Crown Colony is eight miles inland from Fort Myers Beach and the Gulf of Mexico. You’re a good 15-minute drive from the nearest saltwater wave. Yet, the developers chose to go with paspalum anyway.

“This was the first course in Florida to select paspalum not because of water selection,” Bacon said. “Most courses go with it because they know that they will be using a sodium-heavy water source or because you’re close enough to the ocean to have saltwater on the surfaces. This course was not done that way. They selected paspalum because of the aesthetics and the playability. But it turns out, the water we get (from the city) does have a pretty high sodium count.”

The putting surfaces are SeaDwarf Paspalum, a denser grass that can tolerate lower mowing heights. The knock on it was always its soft, spongy feel.

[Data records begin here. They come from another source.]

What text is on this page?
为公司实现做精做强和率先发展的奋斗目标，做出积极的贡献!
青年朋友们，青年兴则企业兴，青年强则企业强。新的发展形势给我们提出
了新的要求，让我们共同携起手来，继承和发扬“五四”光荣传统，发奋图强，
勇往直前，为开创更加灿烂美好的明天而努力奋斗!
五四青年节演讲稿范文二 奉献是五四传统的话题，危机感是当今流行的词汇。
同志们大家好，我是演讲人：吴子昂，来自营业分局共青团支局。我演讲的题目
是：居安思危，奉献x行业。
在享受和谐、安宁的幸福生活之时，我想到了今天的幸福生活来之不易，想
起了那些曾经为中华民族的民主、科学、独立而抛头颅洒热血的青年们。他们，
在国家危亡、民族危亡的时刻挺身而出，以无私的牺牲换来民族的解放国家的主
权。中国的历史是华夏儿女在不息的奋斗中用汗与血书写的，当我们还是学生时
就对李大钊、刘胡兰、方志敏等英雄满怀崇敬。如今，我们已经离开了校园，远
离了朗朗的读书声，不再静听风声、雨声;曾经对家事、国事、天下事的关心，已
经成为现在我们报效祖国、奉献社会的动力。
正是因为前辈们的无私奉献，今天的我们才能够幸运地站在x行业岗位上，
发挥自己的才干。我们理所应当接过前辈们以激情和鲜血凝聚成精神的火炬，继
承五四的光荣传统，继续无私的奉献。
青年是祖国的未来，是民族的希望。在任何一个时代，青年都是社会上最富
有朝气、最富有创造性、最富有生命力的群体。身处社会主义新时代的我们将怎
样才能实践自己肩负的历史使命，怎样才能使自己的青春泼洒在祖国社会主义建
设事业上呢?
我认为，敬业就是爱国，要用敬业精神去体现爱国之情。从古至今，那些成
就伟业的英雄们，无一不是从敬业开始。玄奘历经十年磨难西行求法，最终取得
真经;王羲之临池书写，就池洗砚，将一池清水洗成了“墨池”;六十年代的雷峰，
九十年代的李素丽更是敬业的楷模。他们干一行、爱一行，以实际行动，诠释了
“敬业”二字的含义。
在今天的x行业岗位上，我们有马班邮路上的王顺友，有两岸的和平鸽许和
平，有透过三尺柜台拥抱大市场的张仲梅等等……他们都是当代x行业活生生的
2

No more. Leona Maguire, who won the Drive On Championship, couldn’t stop raving about the quality of the greens. “They’re really firm and fast, which is great,” Maguire said. “The entire course, really, was just in excellent condition.” 

“There has always been a good foundation out here,” Bacon said. “The structure of the course was laid out from the beginning as a good members’ course but also one where we can tip it out and make it a challenge for the elite players. Now, we’ve got the playing surfaces where they need to be to challenge the very best in the world. That’s special.”  

Earlier in the week, Henderson compared Crown Colony to Miramar Lakes, the course where she plays when she isn’t on the road with the LPGA Tour. The only difference is Miramar Lakes is wall-to-wall bermudagrass.  

“It’s a good compliment that people don’t know what surface they were playing,” Bacon said. “We just want everyone to think it’s good.”